Il suo mistero ci ha avvicinati.
Dopo giorni a una conferenza d’affari a Chicago, le notti insonni e le presentazioni infinite mi avevano sfinita.
Non vedevo l’ora di vedere mio marito, Ben, e decisi di saltare l’ultima sessione per sorprenderlo.
Dopo tre anni di matrimonio, ultimamente ci sentivamo come estranei che si incrociavano, con il suo lavoro da banchiere d’investimento e il mio lavoro di consulenza.
Quando il mio ultimo incontro finì presto, mi affrettai a prendere il primo volo per tornare a casa.
Mentre parcheggiavo nel nostro vialetto, il sole era tramontato, proiettando lunghe ombre sul prato.
La casa era immobile, con un bagliore confortante che emanava dall’interno.

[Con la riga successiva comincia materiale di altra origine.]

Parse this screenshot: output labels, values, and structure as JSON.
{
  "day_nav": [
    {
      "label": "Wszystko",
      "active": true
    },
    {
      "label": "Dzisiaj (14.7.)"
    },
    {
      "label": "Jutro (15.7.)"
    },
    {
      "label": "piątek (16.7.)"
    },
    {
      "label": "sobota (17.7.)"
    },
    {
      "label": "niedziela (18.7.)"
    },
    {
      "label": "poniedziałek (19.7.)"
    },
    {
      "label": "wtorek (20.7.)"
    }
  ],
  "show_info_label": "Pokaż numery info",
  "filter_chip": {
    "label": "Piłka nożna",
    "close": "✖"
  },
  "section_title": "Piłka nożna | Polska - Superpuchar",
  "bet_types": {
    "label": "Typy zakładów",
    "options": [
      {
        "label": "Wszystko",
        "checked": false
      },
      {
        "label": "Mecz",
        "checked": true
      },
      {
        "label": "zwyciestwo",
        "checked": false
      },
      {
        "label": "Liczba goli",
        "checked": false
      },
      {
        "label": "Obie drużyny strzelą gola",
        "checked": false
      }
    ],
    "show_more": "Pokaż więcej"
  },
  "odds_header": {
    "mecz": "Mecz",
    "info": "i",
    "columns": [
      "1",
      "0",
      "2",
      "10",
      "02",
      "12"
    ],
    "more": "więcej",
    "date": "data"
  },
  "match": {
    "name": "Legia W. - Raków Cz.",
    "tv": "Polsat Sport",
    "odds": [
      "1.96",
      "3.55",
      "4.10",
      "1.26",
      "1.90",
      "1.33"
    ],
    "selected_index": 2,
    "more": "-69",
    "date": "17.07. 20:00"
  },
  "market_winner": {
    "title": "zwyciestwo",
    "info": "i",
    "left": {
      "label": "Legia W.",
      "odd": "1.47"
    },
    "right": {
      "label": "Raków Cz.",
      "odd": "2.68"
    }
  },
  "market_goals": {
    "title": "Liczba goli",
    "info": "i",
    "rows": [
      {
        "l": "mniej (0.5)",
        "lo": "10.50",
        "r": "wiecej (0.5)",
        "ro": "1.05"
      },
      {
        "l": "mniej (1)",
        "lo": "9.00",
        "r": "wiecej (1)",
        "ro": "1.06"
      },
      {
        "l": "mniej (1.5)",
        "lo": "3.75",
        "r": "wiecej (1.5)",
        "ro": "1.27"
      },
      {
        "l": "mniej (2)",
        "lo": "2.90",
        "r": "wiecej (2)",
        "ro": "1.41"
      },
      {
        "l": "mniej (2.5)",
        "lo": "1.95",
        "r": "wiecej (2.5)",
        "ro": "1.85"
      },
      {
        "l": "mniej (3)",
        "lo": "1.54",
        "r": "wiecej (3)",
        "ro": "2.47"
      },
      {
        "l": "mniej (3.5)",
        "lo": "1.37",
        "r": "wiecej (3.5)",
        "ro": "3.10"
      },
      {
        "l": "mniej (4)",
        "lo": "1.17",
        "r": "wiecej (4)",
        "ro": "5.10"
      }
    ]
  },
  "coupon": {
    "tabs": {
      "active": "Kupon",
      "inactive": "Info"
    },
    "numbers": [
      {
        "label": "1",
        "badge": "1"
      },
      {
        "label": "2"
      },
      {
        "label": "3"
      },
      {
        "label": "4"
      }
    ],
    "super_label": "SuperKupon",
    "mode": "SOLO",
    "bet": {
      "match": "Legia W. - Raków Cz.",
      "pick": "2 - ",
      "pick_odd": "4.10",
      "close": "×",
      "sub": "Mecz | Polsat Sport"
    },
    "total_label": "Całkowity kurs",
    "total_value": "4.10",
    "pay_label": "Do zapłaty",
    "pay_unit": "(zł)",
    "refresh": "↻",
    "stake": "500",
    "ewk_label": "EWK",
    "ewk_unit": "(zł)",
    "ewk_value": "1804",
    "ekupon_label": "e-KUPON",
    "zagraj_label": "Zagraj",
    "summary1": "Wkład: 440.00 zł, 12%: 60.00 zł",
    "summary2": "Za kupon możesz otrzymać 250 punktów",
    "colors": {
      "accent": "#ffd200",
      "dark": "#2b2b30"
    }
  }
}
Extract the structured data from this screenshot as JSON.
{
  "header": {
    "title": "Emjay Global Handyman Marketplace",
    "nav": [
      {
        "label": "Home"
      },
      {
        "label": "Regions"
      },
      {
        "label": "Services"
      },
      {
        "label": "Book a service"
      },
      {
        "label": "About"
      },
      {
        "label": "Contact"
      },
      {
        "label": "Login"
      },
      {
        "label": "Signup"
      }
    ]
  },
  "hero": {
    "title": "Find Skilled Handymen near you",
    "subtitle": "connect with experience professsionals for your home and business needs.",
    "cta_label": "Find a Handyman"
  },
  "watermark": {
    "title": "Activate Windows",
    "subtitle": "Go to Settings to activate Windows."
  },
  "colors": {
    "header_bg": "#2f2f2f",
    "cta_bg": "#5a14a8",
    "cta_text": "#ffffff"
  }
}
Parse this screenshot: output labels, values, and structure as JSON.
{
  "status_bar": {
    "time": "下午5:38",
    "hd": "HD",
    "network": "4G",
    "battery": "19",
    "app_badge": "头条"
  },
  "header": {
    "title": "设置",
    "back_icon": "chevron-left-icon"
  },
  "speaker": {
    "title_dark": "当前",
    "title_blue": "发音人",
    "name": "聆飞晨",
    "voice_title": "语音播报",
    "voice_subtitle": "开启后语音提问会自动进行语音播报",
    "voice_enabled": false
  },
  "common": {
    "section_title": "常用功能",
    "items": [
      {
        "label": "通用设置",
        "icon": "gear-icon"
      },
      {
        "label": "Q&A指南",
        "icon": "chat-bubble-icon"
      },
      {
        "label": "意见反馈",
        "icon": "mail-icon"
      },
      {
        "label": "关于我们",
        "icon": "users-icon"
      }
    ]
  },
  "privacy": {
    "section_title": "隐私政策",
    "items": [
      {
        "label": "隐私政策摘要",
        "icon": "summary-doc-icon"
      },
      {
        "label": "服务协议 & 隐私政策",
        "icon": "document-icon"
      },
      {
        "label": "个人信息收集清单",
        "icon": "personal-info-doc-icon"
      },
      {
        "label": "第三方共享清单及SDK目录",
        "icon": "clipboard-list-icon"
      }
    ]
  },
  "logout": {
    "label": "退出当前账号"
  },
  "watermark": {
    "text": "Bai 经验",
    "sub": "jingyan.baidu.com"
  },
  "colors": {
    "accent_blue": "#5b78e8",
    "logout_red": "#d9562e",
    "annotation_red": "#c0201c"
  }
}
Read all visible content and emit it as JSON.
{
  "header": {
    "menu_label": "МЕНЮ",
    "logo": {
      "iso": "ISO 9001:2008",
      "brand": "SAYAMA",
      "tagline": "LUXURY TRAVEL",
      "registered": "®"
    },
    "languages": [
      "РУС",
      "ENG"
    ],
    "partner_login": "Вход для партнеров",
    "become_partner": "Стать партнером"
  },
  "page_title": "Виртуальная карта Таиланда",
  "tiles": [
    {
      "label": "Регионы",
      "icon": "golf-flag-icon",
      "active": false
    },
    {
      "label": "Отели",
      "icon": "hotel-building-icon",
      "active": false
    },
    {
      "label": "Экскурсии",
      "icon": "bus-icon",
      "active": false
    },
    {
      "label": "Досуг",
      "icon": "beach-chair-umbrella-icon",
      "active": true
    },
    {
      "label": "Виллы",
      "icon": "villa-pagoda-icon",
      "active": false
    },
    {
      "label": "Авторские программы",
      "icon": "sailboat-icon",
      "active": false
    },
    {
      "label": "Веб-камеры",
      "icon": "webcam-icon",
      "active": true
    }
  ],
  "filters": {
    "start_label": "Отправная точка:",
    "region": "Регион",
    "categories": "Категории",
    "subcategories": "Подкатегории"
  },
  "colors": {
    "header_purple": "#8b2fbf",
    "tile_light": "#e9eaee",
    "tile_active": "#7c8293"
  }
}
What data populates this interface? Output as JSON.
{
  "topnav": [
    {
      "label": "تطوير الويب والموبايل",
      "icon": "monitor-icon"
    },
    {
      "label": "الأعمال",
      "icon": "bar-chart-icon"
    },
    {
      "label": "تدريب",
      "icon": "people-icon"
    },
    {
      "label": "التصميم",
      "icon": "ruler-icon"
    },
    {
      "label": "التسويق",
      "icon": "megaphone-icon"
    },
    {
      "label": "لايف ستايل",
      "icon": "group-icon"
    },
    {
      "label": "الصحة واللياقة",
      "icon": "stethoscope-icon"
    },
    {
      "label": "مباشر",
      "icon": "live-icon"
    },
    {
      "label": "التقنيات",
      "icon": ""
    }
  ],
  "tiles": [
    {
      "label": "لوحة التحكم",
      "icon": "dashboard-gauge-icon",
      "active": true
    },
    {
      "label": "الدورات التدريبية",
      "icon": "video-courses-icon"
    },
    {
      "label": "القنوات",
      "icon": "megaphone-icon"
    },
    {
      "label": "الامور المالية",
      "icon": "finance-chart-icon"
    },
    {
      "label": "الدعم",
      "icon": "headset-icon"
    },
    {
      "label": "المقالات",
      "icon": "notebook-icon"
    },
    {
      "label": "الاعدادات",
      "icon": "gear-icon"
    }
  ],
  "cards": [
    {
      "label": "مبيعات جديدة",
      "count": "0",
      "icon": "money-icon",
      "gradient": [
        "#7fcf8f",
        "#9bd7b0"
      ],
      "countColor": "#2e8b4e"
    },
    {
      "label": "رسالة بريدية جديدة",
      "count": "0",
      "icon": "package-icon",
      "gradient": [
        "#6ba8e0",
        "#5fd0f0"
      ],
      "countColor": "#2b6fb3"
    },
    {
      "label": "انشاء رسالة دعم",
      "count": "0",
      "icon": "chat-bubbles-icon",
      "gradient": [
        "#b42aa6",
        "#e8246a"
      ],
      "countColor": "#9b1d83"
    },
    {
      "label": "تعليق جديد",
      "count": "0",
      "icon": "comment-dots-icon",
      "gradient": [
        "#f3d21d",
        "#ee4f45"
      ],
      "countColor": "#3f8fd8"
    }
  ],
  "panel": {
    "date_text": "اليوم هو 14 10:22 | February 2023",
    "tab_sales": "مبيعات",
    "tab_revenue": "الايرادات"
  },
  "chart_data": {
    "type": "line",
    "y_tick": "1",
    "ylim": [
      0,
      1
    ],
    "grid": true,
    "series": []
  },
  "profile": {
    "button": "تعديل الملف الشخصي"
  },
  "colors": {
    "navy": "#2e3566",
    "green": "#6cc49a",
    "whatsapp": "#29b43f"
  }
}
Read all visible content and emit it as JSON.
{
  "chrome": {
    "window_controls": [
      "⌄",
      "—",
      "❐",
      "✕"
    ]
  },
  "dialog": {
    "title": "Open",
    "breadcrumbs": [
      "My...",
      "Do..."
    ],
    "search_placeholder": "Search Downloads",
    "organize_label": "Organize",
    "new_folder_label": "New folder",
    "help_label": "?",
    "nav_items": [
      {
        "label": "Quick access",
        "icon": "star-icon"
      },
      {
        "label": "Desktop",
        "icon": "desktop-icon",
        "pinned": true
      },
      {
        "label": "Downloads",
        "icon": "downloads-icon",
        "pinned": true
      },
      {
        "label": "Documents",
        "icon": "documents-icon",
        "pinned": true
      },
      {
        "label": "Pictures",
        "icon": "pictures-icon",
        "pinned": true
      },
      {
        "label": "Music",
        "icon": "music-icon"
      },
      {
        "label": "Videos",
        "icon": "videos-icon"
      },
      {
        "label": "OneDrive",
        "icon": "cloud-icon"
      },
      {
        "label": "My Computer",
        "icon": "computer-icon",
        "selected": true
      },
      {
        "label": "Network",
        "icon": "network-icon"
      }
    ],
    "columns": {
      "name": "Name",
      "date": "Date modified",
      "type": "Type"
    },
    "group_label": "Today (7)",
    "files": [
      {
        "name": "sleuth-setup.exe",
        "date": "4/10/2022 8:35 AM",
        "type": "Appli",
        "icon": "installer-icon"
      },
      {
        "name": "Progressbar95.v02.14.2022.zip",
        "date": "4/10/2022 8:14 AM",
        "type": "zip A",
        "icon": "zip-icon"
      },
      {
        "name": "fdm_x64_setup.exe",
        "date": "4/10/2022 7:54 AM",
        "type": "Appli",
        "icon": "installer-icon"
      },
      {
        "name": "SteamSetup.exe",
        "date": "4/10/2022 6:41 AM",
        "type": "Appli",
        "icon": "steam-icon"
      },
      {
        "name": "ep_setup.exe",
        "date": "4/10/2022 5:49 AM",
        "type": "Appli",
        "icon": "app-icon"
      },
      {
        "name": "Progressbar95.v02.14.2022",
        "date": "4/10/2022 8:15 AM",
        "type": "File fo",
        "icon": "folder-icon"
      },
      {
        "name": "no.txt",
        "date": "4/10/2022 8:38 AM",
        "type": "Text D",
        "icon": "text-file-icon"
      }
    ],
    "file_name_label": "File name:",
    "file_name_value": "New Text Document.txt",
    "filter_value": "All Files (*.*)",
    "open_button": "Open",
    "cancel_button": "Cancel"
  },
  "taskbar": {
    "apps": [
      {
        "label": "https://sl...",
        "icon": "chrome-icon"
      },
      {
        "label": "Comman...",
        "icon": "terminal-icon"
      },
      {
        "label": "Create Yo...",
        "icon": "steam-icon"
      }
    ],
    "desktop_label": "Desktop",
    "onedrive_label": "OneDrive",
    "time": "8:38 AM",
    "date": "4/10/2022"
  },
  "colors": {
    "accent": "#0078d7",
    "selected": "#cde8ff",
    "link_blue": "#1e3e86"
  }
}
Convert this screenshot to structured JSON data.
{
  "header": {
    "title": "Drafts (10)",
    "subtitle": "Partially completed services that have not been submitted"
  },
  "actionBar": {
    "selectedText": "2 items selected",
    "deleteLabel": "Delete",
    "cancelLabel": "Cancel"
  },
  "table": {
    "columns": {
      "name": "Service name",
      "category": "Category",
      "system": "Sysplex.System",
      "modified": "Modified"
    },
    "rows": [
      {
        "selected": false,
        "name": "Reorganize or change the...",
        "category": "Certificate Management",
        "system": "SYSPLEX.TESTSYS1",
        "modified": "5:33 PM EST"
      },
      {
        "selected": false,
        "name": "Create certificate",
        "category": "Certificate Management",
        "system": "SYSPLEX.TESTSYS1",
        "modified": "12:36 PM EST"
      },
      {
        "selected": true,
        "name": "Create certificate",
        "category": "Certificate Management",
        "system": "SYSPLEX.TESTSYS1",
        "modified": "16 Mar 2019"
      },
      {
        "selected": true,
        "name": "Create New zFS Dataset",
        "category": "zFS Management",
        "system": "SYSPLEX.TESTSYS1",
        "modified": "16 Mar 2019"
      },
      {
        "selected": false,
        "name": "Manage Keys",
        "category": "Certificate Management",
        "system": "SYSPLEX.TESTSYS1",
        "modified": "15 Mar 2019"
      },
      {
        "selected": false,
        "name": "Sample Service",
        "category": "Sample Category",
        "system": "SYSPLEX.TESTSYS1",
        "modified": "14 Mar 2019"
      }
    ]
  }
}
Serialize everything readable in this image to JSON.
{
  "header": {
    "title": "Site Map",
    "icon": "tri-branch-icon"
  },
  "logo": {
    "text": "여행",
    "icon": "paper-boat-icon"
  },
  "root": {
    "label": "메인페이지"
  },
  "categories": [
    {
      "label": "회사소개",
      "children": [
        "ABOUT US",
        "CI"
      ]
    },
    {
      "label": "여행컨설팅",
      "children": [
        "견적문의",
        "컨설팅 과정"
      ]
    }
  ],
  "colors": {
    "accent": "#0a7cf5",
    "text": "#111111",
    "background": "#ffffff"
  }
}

Ma qualcosa sembrava fuori posto.
Attraverso la finestra della cucina, intravidi piatti sporchi ammucchiati nel lavandino—strano, dato che Ben di solito era così meticoloso.
Chiamai il suo nome, ma la casa era silenziosa.
Il mio sguardo si spostò verso il cortile, ed è allora che mi bloccai.
Eccolo lì, in piedi nel nostro giardino, sudato e intento a scavare freneticamente nella terra.
Accanto a lui, un enorme uovo nero—un oggetto bizzarro, alto quasi due piedi, con una superficie lucida d’ossidiana.
Mormorava tra sé mentre scavava, “Solo un po’ più a fondo… Deve essere nascosto.”
Il mio cuore batteva forte mentre mi avvicinavo.
“Ben?” chiesi, la mia voce appena un sussurro.
Sorpreso, si voltò, il viso pallido.
“Regina? Cosa… cosa ci fai qui?”
“Potrei chiederti la stessa cosa,” risposi, i miei occhi fissi sull’oggetto misterioso.
“Cos’è quello?”
“È… è niente,” balbettò, cercando di nascondere l’uovo alla mia vista.
“Per favore, vai dentro, Reggie. Fidati di me su questo.”
Non potevo crederci.
Ecco mio marito, che si comportava come se fosse in qualche thriller di fantascienza.
Non voleva spiegare, così mi ritirai, ma non potevo lasciar perdere.
Quella notte, mentre Ben camminava ansiosamente nel giardino, rimasi sveglia, la mente che correva.
La mattina seguente, appena Ben uscì, presi una pala e dissotterrai l’uovo io stessa.
Sembrava strano—più simile alla plastica che a un vero guscio.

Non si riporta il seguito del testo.